Montag, 28. Dezember 2009
Täter an der Spitze der Prozession: Tote bei Aschura-Fest
Bei einem Selbstmordanschlag auf eine Prozession zum schiitischen Aschura-Fest in der südpakistanischen Hafenmetropole Karachi kommen mindestens 20 Menschen ums Leben.
Am höchsten Feiertag der Muslime schiitischen Glaubens kommt es in Karachi zu einem Anschlag auf die Prozession.
(Foto: dpa)
Wie der Polizeichef der Stadt, Waseem Ahmed, mitteilte, wurden außerdem mindestens 80 Menschen verletzt, als der Täter an der Spitze des Zuges inmitten der Gläubigen seinen Sprengstoff zündete.

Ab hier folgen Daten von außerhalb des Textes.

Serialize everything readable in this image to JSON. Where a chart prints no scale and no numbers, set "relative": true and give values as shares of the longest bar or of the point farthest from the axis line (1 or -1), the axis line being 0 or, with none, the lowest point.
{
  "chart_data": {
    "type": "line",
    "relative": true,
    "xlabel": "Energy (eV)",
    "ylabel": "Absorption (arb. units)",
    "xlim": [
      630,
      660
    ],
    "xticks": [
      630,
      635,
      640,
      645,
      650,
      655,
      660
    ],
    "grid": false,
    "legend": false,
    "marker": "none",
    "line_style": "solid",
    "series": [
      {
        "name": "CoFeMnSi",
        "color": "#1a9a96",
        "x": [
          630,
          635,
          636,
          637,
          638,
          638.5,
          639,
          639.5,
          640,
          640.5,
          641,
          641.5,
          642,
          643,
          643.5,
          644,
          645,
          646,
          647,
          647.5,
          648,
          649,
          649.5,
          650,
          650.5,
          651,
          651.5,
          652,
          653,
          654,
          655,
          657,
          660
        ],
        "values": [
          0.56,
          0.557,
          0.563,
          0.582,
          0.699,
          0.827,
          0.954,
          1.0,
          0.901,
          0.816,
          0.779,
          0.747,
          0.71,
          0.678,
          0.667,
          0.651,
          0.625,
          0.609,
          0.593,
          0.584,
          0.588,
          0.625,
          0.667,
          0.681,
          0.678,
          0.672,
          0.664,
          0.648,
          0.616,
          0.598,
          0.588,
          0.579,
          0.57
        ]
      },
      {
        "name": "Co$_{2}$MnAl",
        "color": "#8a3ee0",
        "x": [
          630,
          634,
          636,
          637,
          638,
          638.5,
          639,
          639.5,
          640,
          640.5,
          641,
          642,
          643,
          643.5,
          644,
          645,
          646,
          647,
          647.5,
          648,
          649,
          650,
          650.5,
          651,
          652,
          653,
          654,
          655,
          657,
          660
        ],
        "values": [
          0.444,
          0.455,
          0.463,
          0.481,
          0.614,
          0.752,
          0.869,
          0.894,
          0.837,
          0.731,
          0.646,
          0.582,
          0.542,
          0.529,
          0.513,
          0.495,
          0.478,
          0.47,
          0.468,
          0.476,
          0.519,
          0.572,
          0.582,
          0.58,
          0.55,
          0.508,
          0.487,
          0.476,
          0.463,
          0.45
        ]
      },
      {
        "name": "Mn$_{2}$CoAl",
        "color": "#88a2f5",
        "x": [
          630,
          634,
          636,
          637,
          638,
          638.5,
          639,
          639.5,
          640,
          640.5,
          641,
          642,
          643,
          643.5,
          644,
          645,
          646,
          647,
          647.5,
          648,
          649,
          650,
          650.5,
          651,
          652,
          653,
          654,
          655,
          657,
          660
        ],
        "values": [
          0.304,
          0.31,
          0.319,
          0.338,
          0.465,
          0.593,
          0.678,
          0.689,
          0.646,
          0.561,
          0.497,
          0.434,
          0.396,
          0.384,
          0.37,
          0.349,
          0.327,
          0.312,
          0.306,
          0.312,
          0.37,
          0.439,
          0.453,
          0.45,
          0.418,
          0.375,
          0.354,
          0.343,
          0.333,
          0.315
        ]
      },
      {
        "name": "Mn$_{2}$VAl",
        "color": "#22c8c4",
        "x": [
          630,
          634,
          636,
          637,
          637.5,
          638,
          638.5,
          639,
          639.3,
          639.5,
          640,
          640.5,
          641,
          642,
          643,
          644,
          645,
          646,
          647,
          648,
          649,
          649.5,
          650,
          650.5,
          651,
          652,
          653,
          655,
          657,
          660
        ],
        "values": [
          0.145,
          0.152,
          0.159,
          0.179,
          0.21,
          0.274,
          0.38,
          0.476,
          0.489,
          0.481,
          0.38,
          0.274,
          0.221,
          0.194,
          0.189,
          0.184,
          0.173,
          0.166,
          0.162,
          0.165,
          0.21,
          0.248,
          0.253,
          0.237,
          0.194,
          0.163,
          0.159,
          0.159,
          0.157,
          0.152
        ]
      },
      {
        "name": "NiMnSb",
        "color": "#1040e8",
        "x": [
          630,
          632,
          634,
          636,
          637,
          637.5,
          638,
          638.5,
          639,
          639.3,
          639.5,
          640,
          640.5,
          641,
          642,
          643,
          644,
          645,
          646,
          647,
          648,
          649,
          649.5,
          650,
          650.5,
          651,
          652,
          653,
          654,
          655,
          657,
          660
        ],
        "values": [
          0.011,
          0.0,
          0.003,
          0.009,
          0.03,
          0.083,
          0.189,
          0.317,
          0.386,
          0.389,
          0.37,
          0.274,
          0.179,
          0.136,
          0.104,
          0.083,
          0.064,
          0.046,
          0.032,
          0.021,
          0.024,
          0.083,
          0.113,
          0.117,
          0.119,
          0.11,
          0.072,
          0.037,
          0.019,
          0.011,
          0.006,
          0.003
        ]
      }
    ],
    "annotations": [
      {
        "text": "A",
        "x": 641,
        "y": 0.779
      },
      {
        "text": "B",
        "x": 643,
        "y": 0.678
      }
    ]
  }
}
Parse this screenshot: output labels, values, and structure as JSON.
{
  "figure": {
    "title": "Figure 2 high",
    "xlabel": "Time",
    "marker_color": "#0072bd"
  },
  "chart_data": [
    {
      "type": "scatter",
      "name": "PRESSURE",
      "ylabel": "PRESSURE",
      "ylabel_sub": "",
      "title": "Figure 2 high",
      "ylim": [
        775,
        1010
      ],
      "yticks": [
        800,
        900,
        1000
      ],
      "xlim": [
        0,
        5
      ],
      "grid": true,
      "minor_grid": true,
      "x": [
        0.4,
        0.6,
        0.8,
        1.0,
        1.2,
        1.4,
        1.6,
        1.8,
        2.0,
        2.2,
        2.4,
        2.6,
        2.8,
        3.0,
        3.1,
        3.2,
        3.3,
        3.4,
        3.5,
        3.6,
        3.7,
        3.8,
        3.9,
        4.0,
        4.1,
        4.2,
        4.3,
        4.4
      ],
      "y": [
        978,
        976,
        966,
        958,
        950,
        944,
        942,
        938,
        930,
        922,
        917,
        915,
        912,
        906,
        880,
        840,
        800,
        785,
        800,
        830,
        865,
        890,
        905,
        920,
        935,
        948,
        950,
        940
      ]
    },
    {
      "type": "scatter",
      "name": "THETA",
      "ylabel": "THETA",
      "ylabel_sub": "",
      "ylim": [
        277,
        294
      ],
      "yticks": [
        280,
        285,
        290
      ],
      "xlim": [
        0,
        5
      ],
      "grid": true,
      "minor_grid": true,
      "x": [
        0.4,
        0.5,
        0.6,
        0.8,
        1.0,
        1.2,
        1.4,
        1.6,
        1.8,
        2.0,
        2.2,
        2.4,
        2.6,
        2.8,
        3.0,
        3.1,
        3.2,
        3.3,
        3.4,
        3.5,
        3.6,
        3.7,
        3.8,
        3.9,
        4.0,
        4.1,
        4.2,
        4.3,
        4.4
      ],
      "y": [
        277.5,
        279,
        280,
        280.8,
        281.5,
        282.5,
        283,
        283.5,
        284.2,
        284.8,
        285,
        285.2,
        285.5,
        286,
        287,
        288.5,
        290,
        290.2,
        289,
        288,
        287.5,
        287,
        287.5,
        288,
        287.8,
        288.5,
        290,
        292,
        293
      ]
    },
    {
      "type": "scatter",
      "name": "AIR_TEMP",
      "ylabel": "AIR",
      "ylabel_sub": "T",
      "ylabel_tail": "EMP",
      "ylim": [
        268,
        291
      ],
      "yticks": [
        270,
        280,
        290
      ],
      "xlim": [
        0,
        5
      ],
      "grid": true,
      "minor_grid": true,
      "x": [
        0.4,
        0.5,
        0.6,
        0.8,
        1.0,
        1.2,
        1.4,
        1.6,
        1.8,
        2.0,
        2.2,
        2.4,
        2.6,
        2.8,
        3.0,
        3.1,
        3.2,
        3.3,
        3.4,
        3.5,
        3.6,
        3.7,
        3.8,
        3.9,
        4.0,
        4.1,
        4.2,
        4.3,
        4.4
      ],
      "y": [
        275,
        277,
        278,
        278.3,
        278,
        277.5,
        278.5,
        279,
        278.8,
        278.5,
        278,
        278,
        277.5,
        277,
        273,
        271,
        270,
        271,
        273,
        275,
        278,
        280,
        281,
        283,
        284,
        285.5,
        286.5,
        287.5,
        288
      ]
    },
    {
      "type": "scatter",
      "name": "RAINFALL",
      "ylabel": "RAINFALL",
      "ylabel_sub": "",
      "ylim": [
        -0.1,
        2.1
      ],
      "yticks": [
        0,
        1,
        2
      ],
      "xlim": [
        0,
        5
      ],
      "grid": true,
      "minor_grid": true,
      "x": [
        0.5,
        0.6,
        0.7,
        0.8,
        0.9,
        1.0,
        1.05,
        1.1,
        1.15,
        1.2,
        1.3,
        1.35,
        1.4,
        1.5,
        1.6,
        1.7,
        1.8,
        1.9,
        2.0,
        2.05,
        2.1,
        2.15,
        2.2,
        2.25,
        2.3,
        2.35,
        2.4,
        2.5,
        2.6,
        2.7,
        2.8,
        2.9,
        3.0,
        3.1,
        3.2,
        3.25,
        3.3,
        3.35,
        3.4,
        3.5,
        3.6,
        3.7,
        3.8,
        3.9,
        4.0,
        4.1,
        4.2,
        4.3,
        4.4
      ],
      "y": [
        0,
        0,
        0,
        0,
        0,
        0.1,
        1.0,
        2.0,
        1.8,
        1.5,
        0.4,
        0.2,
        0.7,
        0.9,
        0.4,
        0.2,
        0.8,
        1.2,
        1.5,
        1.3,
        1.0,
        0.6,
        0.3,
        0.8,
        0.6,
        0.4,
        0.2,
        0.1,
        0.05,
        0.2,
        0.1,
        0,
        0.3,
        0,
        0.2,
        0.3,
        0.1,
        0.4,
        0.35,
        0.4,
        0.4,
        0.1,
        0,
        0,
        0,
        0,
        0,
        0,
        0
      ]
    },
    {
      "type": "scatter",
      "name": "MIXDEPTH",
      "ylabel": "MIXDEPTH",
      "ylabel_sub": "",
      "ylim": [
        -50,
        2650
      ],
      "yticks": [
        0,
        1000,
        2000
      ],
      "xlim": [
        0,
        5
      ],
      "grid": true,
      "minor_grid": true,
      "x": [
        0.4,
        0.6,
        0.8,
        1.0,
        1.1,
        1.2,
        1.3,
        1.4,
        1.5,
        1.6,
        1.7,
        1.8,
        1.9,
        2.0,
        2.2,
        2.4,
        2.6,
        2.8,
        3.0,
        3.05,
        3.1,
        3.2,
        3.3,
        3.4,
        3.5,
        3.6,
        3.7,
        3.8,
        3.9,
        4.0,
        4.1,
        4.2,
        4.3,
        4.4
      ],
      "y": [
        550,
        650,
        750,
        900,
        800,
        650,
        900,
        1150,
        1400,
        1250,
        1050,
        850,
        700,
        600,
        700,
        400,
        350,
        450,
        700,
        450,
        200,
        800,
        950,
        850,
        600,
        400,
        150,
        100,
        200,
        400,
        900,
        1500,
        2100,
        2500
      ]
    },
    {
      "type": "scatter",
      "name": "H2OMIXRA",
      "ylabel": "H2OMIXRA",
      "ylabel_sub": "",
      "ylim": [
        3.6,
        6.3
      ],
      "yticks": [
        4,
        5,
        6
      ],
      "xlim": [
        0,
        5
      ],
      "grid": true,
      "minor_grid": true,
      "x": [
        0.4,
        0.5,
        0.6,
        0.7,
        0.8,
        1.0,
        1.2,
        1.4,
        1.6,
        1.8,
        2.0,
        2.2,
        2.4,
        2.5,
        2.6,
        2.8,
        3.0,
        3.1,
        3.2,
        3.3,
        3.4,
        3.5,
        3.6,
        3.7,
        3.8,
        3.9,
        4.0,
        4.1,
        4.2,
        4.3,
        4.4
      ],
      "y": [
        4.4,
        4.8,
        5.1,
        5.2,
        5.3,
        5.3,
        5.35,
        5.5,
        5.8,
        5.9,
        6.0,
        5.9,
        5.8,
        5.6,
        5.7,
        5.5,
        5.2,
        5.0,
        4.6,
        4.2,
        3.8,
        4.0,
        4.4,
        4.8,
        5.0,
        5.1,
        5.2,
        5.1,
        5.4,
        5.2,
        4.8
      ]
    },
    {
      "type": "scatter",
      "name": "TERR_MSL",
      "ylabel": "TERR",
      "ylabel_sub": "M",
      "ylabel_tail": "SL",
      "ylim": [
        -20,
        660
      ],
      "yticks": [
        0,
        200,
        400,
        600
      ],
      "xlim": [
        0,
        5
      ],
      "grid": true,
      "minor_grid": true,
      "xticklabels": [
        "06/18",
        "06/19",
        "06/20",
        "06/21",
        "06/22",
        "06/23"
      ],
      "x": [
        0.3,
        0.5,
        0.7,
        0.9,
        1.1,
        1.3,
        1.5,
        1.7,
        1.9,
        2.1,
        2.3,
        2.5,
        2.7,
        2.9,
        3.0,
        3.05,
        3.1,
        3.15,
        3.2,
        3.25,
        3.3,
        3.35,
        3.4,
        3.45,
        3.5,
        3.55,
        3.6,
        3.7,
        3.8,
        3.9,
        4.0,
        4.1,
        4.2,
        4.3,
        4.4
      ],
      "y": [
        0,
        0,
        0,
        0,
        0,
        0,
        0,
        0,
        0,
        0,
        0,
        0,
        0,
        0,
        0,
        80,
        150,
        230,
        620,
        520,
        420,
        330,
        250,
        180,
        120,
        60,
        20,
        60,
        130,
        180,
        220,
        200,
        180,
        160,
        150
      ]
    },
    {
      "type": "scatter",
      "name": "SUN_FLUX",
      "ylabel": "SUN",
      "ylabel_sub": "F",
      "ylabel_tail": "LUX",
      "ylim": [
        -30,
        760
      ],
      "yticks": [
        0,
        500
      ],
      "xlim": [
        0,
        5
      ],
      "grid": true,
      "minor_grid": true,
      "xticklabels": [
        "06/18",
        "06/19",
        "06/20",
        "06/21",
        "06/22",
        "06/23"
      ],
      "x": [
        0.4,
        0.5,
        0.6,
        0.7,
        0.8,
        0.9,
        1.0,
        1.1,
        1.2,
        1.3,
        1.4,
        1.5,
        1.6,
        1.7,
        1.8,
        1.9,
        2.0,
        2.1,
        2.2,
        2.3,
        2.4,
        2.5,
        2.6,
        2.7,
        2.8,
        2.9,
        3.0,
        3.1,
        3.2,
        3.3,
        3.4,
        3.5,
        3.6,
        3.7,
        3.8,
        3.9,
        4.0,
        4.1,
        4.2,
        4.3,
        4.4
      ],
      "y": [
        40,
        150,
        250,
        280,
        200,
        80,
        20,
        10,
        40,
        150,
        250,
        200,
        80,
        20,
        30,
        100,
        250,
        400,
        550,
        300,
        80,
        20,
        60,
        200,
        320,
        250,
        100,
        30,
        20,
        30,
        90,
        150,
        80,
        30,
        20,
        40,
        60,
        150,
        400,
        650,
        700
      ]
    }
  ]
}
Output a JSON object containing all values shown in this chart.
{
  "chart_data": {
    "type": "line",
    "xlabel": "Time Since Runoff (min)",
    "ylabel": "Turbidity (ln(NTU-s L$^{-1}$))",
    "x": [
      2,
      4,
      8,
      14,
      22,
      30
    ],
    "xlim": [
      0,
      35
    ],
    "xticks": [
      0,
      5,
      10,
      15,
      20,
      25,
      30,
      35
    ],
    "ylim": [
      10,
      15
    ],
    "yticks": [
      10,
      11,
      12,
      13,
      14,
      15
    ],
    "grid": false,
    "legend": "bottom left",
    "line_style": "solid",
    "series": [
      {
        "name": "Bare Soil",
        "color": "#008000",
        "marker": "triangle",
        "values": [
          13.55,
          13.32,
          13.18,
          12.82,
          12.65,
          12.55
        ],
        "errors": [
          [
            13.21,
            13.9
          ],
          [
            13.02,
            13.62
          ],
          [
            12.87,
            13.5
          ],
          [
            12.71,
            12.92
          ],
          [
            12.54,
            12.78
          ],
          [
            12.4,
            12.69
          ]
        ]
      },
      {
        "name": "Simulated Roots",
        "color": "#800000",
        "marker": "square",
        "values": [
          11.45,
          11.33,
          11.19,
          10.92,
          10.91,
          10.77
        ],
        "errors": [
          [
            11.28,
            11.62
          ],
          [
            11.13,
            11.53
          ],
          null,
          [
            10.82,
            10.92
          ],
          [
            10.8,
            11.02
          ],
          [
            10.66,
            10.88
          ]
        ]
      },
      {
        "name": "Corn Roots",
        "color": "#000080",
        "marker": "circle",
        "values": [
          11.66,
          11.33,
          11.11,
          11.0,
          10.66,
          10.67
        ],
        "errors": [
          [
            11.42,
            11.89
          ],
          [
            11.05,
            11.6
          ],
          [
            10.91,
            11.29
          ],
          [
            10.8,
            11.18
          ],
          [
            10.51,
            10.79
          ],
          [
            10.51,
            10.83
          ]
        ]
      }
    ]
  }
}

Nach dem Anschlag kommt es zu Straßenschlachten; auch Polizeiautos gehen in Flammen auf.
(Foto: REUTERS)
Nach dem Anschlag lieferten sich wütende Schiiten Straßenschlachten mit Polizisten. Autos und Geschäfte gingen in Flammen auf. Kämpfe im Grenzgebiet zu Afghanistan forderten unterdessen mehr als 30 Tote.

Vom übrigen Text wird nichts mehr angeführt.